O Morro dos Ventos Uivantes é uma bela fazenda com um casarão do tipo bem antigo, daqueles que vem sendo passado de geração pra geração, localizada no alto de uma colina, daquele tipo que parece estar no topo do mundo e longe de tudo, nela reside a família Earnshaw ,o senhor da casa pai de Catherine (carinhosamente Cathy) e de Hindley trouxe para casa após uma viagem um jovem rapaz órfão parecido com um cigano (criança ainda tal como seus filhos), e batizou ele de  Heathcliff  (se tornando esse seu nome e sobrenome) nome de seu filho falecido. 
Desde o começo sua filha Cathy e ele se deram muito bem no entanto Hindley o odiou sendo também odiado com a mesma intensidade, com a morte do pai Hindley Heatcliff , proibindo que continuasse a ter aulas, a se vestir bem, fazendo dele seu escravo, mas ele é um cara muito estranho, aguentava tudo sem reclamar mas seus olhos refletiam um brilho quase assassino pra seu opressor, ele e Cathy nutriam um amor maluco, um simplesmente era a metade do outro, eles eram como um só.  Mas Cathy fascinada Sr.Linton e vendo a decadência de seu amor por orgulho, vergonha, vaidade (tudo minha opinião) preferiu o Linton, ao ouvi ela dizer que se Heatcliff não tivesse se rebaixado tanto e tivesse continuado com suas aulas, ela até o escolheria, mas em tais circunstâncias era melhor o Linton.

Assim ela usa ainda o pretexto de Cathy tendo um colapso nervoso e ficando fora de si....após esse período ela se casa com Linton e tem uma vida tranquila, até que seu antigo amigo de infância voltar rico e faz de sua vida um inferno, vivendo por atormenta-la, querendo visita-la desafiando seu marido o que acaba por faze-la ter novamente uma crise e totalmente fora de si. Ela fica doente e acaba por falecer, Heatcliff fica tão obcecado por ela que se casa com sua cunhada (irmã de Linton) e se vinga nela, suas frustrações, acaba por destruir seu irmão conseguindo finalmente para si a posse do Morro e vindo mais tarde a mirar toda sua ira e revolta na filha que Cathy teve com Linton. Seu fim? Estranhamente adoentado, acabando por morrer sabe se Deus por que...

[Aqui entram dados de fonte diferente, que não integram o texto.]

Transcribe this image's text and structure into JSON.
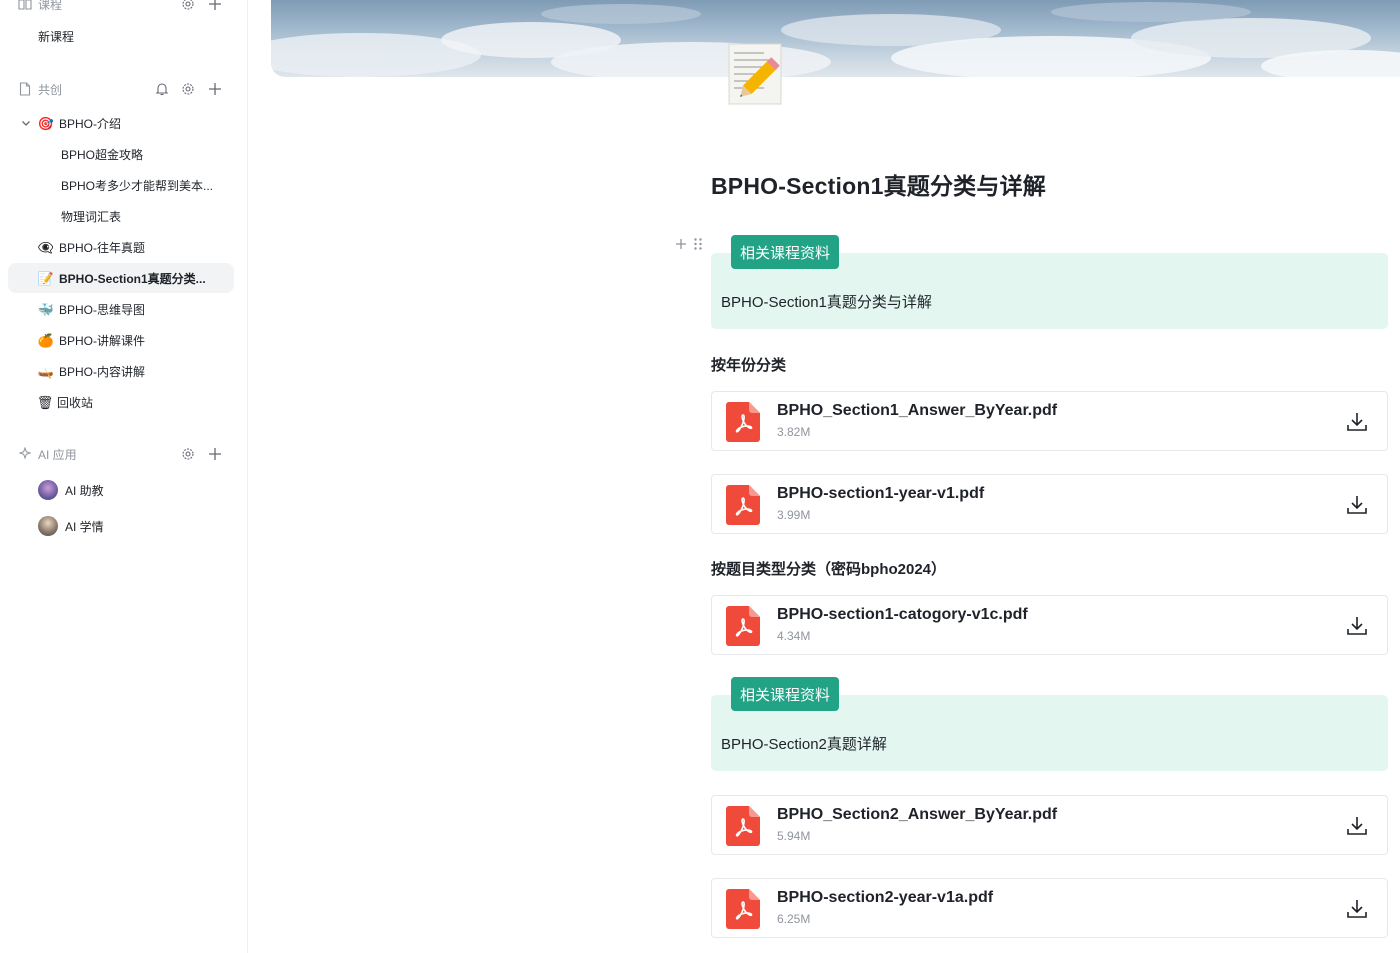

Esse livro é todo narrado por Nelly (uma empregada muito antiga da família) que esta contado a história de Sr.Heatcliff para seu novo inquilino Sr.Lockwood, com o emprego de uma linguagem digna dos clássicos como Orgulho e Preconceito, ele é todo constituindo por uma linguagem antiga e difícil. Por isso quem não esta acostumado com esse tipo de livro ira logo abandona-lo, a história é toda feita envolta do cenário do Morro dos Ventos Uivantes sendo então muito detalhista em paisagens e ambientes, o que para alguns pode acabar tornando a meio lenta. Os diálogos são muito reservados do tipo pouco se diz e muito se pensa, Heatcliff, por exemplo, me ficou um personagem enigmático, pois terminei o livro sem saber se gostava dele ou não, pois o que conheci dele foi através das palavras nada amigáveis de Nelly, ele é um ser estranho, fechado cheio de segredos e do tipo que não guarda raiva, guarda ódio mortal de seus oponentes e tudo faz para destruí-los passando por cima de quem for. Já sua amada Cathy é do tipo bem excêntrica, maluca, inclinada a levar tudo aos extremos, orgulhosa, que conseguiu literalmente morrer de amor! vê se pode...Tenho absoluta certeza do amor que Catherine e Heatcliff nutrem um pelo outro, um amor obsessivo, vingativo, excêntrico.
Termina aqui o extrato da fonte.